そこにあったのは、小さな布の花飾りだった。


「これ、あげる」


レンは戸惑う。


「……何で」


「助けてくれたから」


母親が頭を下げた。


「あの日、この子を抱えて走ってくれたでしょう。お礼、ちゃんと言えてなかったので」


レンはしばらく動けなかった。


自分は、あの時、黒い仮面ではなかったかもしれない。

もう記憶が曖昧で、どこからどこまでが素の自分で、どこからが黒い騎士だったのか分からない。
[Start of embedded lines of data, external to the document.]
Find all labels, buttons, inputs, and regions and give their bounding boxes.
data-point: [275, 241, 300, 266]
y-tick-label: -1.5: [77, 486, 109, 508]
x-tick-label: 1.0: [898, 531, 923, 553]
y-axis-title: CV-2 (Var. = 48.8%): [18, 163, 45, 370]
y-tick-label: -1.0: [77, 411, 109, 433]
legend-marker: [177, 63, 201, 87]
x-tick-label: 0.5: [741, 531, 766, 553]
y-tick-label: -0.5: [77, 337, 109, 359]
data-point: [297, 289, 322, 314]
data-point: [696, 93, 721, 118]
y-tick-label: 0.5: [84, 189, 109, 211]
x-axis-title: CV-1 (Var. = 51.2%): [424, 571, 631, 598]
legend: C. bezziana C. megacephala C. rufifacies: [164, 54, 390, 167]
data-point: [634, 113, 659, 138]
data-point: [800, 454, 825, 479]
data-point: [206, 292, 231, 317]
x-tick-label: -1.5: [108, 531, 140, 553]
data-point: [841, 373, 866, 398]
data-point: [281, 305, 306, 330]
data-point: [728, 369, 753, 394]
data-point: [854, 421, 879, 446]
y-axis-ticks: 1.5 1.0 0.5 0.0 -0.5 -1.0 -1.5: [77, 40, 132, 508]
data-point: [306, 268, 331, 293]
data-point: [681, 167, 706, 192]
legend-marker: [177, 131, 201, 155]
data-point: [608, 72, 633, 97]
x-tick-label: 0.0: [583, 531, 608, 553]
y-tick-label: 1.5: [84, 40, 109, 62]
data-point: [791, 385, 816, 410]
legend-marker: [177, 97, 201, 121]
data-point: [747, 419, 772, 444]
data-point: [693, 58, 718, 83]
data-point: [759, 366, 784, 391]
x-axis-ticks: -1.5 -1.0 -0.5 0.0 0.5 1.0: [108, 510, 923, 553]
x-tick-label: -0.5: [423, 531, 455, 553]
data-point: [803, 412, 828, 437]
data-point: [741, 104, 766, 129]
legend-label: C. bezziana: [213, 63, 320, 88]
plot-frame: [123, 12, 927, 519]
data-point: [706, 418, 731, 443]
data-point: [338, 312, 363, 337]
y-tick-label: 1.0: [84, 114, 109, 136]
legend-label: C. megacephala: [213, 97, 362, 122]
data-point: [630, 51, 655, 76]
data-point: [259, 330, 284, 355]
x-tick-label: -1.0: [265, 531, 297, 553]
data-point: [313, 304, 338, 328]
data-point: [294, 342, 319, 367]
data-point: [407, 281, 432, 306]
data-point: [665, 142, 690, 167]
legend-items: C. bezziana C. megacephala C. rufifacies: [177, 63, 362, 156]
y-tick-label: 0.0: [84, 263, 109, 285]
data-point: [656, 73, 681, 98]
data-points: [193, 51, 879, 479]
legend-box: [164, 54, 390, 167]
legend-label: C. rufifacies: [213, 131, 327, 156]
だが、目の前の母子にとっては、そんなことは関係ないのだ。


助けられた。

それだけが残っている。


「……ありがと」


ようやく受け取る。


布の花飾りは軽い。

なのに妙に重く感じた。


ミナが少しだけ笑った。


「また来てね」


その言葉に、胸の奥が痛んだ。


また来る。

それはつまり、また危機が来るということだ。


でも――。


『人間との情緒接続が強まっています』


頭の中の声が、少しだけ静かだった。


『それは戦う理由になります』


レンは空を見上げる。


王都の空は、まだ完全には晴れていない。


それでも、昨日よりは少しだけ青かった。


ユウがいない世界は、思ったより静かだ。

静かすぎて、耳がおかしくなりそうだった。


だがその静けさの中で、レンは初めてはっきりと思う。


逃げるだけでは駄目だ。


黒い仮面を捨てることはできない。

ならせめて、自分自身も強くならなければいけない。


仮面がなくても。

せめて誰かを運べるくらいには。

誰かの横に立てるくらいには。


ユウの代わりに、戦場へ出るために。


レンは布の花飾りを握りしめた。


その時、広場の向こうから、兵士の怒鳴り声が上がる。


「全員聞け! 灰冠迷宮事件を受け、来週、戦力再測定を行う!」


ざわめきが広がる。


ランク測定会だ。


DもEもFも関係ない。

全員が再評価される。


レンは思わず顔を上げた。


『推奨行動 参加』


声が言う。


『あなたは 強くなる必要があります』


レンは小さく息を吐いた。


「……分かってるよ」


それは、黒い仮面に向けた言葉だったのか。

自分自身に向けた言葉だったのか。


もう、その境目は少しずつ曖昧になり始めていた。


広場の端で、レオナがこちらを見ていたことに、レンはまだ気づいていない。


彼女は腕を組み、炊き出しの列に立つ市民と話すレンを、じっと見ていた。


昨日までなら、こんな少年に目を留めることはなかった。

だが今は違う。


黒い騎士の違和感。

煙の中で消えた影。

そして、このFランクの少年。


「……お前は何なんだ」


小さく漏れた声は、風に消える。


答えはまだ出ない。


だが、知りたいという気持ちは確実に育っていた。


それが疑念なのか。

関心なのか。

それとも、もっと別のものなのか。


レオナ自身、まだ分かっていなかった。


王都は、次の戦いへ向けて動き始めていた。